To International Organisations:
1. to provide support for the development of NGOs in Central
Europe through PHARE, especially in acquiring information on how to exert the
influence of NGOs efficiently and civic movements on the state and other
2. to create the conditions for extensively informing the population about the arms exports to the South and the flow of capital between the South and the North;
3. to lobby the governments of the European states systematically to create favourable conditions for the exchange of teachers, children end young people between, and outside of, schools, especially the students of secondary schools and universities, under NGO patronage;
4. to organise similar workshops on the South, taking their priorities into account when deciding on the subjects.
To Czech and Slovak NGOs operating in this field.
1. to settle the question of the Non-Profit Sector Act in order to
provide for tax reduction for donators and thus support home NGOs;
2. to support the establishment of a jointly published bulletin with the aim of improving co-ordination among Czech NGOs;
3. to exploit the Czech and Slovak television funds of UNESCO and other organisations which could be introduced to the public by suitable NGOs.
Concerning the aims of Environmental Education and Information:
1. underlining the importance of the relationship between each
human being and his/her environment and world, concrete knowledge about the
transfer of information on a biological basis and on the social responsibility
of women and men is requested. In this sense, young people should be encouraged
to appreciate how to preserve and to beautify their own local environment,
knowing about the problems caused by human activities from a historical and
contemporary perspective and from a regional and global point of view;
2. young people especially should be asked to take part in local environmental campaigns and support wider initiatives and campaigns where appropriate;
3. a solid teacher training programme should be provided as the role of teachers is very significant. Their main task is improving the ability of ecological thinking as well as helping in the creation of ecological ethics;
4. parents should be involved in the information and education processes about environmental topics and concerns and thus complete, on a familiar base, the whole global view on the environment. Different approaches would be considered in different cultures. Each person has, however, not only a role, but also a personal responsibility in the creation of positive changes in environment-related attitudes. Environmental education also involves the adoption of a more thoughtful and appropriate lifestyle based on sustainable development and conservation. This is a long term objective.

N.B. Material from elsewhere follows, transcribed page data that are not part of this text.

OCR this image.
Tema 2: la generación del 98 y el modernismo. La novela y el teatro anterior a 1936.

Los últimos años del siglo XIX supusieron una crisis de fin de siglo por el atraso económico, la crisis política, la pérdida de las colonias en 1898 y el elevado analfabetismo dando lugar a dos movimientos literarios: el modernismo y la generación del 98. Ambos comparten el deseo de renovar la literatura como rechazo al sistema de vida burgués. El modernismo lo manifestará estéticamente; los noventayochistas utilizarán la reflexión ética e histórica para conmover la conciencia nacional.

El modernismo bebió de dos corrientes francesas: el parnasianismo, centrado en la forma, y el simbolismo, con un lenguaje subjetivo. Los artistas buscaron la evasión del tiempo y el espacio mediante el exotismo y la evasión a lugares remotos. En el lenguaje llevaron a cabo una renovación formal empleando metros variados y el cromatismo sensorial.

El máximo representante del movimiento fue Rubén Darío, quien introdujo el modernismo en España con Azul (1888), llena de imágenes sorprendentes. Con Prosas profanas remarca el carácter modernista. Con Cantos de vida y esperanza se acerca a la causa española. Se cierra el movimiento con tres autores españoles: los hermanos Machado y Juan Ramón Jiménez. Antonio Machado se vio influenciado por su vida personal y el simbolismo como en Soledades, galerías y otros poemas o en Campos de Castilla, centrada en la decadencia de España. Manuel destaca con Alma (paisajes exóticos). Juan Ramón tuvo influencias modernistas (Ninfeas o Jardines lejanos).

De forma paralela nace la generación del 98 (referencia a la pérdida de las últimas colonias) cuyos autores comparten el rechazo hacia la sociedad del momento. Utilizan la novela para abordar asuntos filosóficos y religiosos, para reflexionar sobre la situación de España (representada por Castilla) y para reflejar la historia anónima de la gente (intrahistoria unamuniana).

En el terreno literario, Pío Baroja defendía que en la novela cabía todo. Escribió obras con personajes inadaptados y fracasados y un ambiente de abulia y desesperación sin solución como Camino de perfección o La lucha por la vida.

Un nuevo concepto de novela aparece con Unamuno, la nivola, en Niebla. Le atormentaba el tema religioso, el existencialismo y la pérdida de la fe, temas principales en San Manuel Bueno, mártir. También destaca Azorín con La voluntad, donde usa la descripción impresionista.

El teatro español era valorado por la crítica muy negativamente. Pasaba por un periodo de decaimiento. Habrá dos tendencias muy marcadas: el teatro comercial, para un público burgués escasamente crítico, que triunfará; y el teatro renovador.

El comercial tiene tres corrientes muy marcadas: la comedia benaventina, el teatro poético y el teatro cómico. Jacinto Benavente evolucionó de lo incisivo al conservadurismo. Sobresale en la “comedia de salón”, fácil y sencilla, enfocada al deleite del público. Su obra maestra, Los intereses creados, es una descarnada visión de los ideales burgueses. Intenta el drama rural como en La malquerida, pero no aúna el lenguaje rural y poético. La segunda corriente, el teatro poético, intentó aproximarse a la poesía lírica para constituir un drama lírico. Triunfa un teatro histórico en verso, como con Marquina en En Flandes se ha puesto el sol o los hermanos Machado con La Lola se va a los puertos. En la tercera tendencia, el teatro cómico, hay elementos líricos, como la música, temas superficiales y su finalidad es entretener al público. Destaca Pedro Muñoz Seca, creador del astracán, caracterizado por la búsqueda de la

Bringing together a person with nature, with his/her global environment, also means motivating people to work actively in groups. June Barry illustrated, by means of an exercise requiring active participation on behalf of those present, how a physical, cognitive and emotional approach can create new images, replacing stereotypes and irresponsible attitudes.
Environmental education is awareness-raising about global interdependence. The participants asked themselves what the aim of the working group was and what the follow-up of the discussions could be. By getting to know the actors involved in environmental education personally, from countries as diverse as the Czech and Slovak Federal Republic, Kenya, Ireland, Poland, Germany and the Netherlands, an important step is taken in stimulating future co-operation.
In this sense, case studies on specific organisations, projects and attitudes on the legal and political framework could be engaged in the objective to demonstrate similarities or differences in the problem-solving attitudes of countries. More credibility can than be contributed to concrete solutions which could be transmitted in this way. Information about ecological trips illustrating specific ecological situations can be exchanged and existing channels and structures can be used. "The Interdependent': for example, as a monthly bulletin offers the opportunity to inform and being informed about people's activities in other countries. In this working group contacts were laid in order to, amongst others, co-organise future activities.